Oracle Magazine: The Internet of Things includes billions of information-gathering devices, but what will IoT mean to most enterprises?

Mr. Agarwal: While the early focus of IoT has been on consumer-driven use cases such as internet gadgets, smartwatches, and connected cars, enterprise verticals such as manufacturing, transportation and logistics, healthcare, and utilities will see a bigger and faster return on investment from IoT.

IoT will provide these business segments with more-valuable information about their products, how they perform, and how they are being used. This information will drive insights into what they need to support the development of new products, services, and business models. IoT in the enterprise is a broad space with incredible new opportunities for managing, analyzing, and acting on the volume, variety, and velocity of data being generated by various devices.

IoT for the enterprise also provides the ability to connect the operations technology [OT] world of systems technology residing on the manufacturing plant floor to the IT world of back-end business applications and processes. Manufacturing today is mostly driven by manual processes and reactive controls. When something goes wrong, that condition is typically detected by humans, who then fill out paperwork, which then gets manually entered into business applications to trigger a remedial workflow. IoT changes the current worlds of OT and IT by automating monitoring and control and efficiently bridging those worlds.

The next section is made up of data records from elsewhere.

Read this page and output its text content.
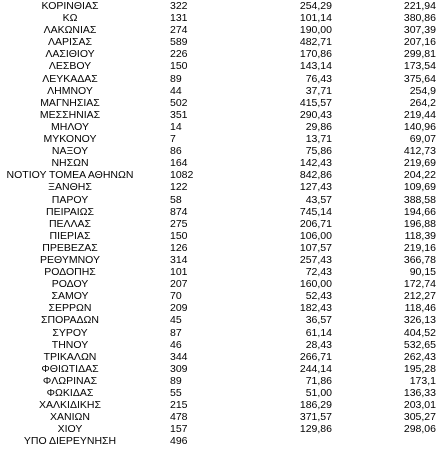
ΚΟΡΙΝΘΙΑΣ	322	254,29	221,94
ΚΩ	131	101,14	380,86
ΛΑΚΩΝΙΑΣ	274	190,00	307,39
ΛΑΡΙΣΑΣ	589	482,71	207,16
ΛΑΣΙΘΙΟΥ	226	170,86	299,81
ΛΕΣΒΟΥ	150	143,14	173,54
ΛΕΥΚΑΔΑΣ	89	76,43	375,64
ΛΗΜΝΟΥ	44	37,71	254,9
ΜΑΓΝΗΣΙΑΣ	502	415,57	264,2
ΜΕΣΣΗΝΙΑΣ	351	290,43	219,44
ΜΗΛΟΥ	14	29,86	140,96
ΜΥΚΟΝΟΥ	7	13,71	69,07
ΝΑΞΟΥ	86	75,86	412,73
ΝΗΣΩΝ	164	142,43	219,69
ΝΟΤΙΟΥ ΤΟΜΕΑ ΑΘΗΝΩΝ	1082	842,86	204,22
ΞΑΝΘΗΣ	122	127,43	109,69
ΠΑΡΟΥ	58	43,57	388,58
ΠΕΙΡΑΙΩΣ	874	745,14	194,66
ΠΕΛΛΑΣ	275	206,71	196,88
ΠΙΕΡΙΑΣ	150	106,00	118,39
ΠΡΕΒΕΖΑΣ	126	107,57	219,16
ΡΕΘΥΜΝΟΥ	314	257,43	366,78
ΡΟΔΟΠΗΣ	101	72,43	90,15
ΡΟΔΟΥ	207	160,00	172,74
ΣΑΜΟΥ	70	52,43	212,27
ΣΕΡΡΩΝ	209	182,43	118,46
ΣΠΟΡΑΔΩΝ	45	36,57	326,13
ΣΥΡΟΥ	87	61,14	404,52
ΤΗΝΟΥ	46	28,43	532,65
ΤΡΙΚΑΛΩΝ	344	266,71	262,43
ΦΘΙΩΤΙΔΑΣ	309	244,14	195,28
ΦΛΩΡΙΝΑΣ	89	71,86	173,1
ΦΩΚΙΔΑΣ	55	51,00	136,33
ΧΑΛΚΙΔΙΚΗΣ	215	186,29	203,01
ΧΑΝΙΩΝ	478	371,57	305,27
ΧΙΟΥ	157	129,86	298,06
ΥΠΟ ΔΙΕΡΕΥΝΗΣΗ	496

Oracle Magazine: What is Oracle’s IoT strategy?

Agarwal: Oracle looks at IoT from the business applications out instead of from edge devices in. Other vendors look at device connectivity, then apply some analytics and leave it to someone else to worry about integrating everything with business systems. The Oracle strategy is to help extend the reach of business applications to devices, get insights from these devices that can be leveraged to drive actions inside the business applications, and have these applications act securely upon the devices.

In addition, Oracle’s IoT strategy gives businesses the ability to build rich mobile front ends to drive actions in the field, such as process automation to kick off complex business processes across multiple apps, big data analytics on the data, and a secure interaction between business apps and the edge devices. This strategy is also enabling Oracle customers to get value from IoT in short bursts of three to four months rather than one big-bang-style 12- to 18-month IoT project.


Oracle Magazine: What is Oracle Internet of Things Cloud Service?

Agarwal: Oracle Internet of Things Cloud Service is a cloud-based, platform-as-a-service [PaaS] offering that enables customers to securely connect to any device generating data, perform real-time and predictive analytics on device data, and extend business processes within enterprise applications.

Oracle Internet of Things Cloud Service delivers the ability to collect device data being streamed in very large volumes and make real-time decisions close to the edge. It also gives you a virtual representation of devices, so users can interact with devices without needing to know how to program them.

Oracle Internet of Things Cloud Service also provides predictive analytics and pattern matching out of the box to enable real-time decisions on complex metrics. To extend the value of IoT data, Oracle Internet of Things Cloud Service is also integrated with many other Oracle Cloud services, such as Oracle Business Intelligence Cloud Service, Oracle Mobile Cloud Service, and Oracle Integration Cloud Service.

And finally, Oracle Internet of Things Cloud Service does an excellent job bridging that disconnect that I mentioned earlier between the OT and IT worlds with prebuilt integrations for both on-premises and SaaS [software as a service] applications such as Oracle E-Business Suite, Oracle’s JD Edwards, Oracle Sales Cloud, and Oracle Service Cloud, as well as non-Oracle applications.

And because of the integration with Oracle PaaS, SaaS, and on-premises Oracle apps, Oracle Internet of Things Cloud Service empowers companies to unlock even greater business value from the many Oracle technologies and applications they already rely on to run their businesses.